Kräuterbücher der Renaissance – Auf der Suche nach der idealtypischen Darstellung

Die Erfindung des Buchdrucks bot Medizinern der Renaissance wie Leonhart Fuchs und Otto Brunfels neue Möglichkeiten. Erfolgreich veröffentlichten sie auf Basis antiker Texte das Wissen des 16. Jahrhunderts über Heilpflanzen in so genannten Kräuterbüchern und trieben so die Pflanzenkunde voran.

Autorenportrait von Leonhart Fuchs im Alter von 42 Jahren
Fuchs, Leonhart: New Kreuterbuch, 1563, Rückseite Titelblatt
Portraits von Heinrich Füllmaurer und Albrecht Meyer, den Pflanzenillustratoren von Leonhart Fuchs
Fuchs, Leonhart: New Kreuterbuch, 1563, ohne Paginierung

In diesen Büchern ergänzten die „Väter der Botanik“ die textlichen Beschreibungen von Pflanzen systematisch mit entsprechenden Illustrationen. Diese Praxis war jedoch nicht unumstritten: Einer ihrer Gegner war der deutsche Arzt Janus Cornarius. Er wies darauf hin, dass ein Abbild lediglich eine spezifische Pflanze zu einem bestimmten Zeitpunkt an einem bestimmten Ort zeige.
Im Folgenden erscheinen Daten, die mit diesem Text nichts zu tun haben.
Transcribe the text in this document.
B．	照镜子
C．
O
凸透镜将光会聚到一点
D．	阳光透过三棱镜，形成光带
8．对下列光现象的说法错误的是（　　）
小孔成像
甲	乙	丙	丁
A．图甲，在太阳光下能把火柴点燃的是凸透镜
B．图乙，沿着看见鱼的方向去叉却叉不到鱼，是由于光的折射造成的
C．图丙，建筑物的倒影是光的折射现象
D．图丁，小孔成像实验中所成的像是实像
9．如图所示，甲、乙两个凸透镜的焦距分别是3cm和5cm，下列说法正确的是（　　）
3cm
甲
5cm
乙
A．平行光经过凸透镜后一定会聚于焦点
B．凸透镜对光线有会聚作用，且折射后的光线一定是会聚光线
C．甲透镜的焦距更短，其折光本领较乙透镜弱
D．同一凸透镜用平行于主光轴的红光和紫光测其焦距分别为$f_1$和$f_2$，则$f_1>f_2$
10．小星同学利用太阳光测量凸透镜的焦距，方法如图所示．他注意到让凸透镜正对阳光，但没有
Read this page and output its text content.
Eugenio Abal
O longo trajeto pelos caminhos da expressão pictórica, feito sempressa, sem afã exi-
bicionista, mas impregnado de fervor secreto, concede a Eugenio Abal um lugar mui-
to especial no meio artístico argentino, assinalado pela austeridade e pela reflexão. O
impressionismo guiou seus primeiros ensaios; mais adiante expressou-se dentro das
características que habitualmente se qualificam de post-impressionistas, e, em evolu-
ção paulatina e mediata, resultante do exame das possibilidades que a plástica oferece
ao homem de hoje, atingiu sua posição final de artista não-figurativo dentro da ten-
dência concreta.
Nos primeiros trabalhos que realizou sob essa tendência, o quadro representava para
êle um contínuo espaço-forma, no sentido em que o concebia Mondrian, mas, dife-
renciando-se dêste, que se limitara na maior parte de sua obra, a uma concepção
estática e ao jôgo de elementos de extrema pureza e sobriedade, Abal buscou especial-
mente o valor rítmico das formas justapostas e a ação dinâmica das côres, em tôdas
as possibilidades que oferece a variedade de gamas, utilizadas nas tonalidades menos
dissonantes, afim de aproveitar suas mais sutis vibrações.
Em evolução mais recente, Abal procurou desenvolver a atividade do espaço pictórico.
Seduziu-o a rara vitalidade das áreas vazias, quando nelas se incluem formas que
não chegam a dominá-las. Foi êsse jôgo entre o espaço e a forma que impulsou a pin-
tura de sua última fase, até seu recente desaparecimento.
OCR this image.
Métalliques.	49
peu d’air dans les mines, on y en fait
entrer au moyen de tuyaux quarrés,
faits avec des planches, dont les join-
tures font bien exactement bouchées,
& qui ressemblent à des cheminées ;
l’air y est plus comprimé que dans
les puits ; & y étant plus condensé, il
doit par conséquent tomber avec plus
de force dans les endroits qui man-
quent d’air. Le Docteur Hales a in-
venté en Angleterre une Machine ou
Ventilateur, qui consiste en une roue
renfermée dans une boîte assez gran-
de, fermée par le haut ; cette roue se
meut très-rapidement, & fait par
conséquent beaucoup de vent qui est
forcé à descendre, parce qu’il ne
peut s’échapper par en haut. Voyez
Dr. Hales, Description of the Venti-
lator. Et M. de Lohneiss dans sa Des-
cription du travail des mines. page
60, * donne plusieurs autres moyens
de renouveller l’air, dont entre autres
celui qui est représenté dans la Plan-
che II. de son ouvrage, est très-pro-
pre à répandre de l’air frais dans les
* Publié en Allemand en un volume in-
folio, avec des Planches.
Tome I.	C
Daher sei es für eine allgemeingültige Bestimmung einer ganzen Art nicht geeignet.

Seither werden in wissenschaftlichen Illustrationen Pflanzenarten in einer durch Abstraktion und Konstruktion erreichten idealtypischen Form repräsentiert. Es wird nicht einfach eine einzelne Pflanze abgezeichnet, sondern ein abstrahierter – aber naturgetreu wirkender – Modellfall dargestellt.

Dieser angestrebten Natürlichkeit der Pflanzendarstellung in den Kräuterbüchern der Renaissance war durch die Technik des Holzschnittes jedoch noch enge Grenzen gesetzt.

Das erste Kräuterbuch von Leonhart Fuchs erschien 1542 unter dem Titel De Historia Stirpium commmentarii insignes mit über 500 Pflanzendarstellungen. In lateinischer Sprache richtete es sich an ein gelehrtes Fachpublikum. Die populäre deutsche Fassung des New Kreuterbuch wurde 1563 veröffentlicht. Einige Exemplare, wie jenes der ETH-Bibliothek, wurden handkoloriert.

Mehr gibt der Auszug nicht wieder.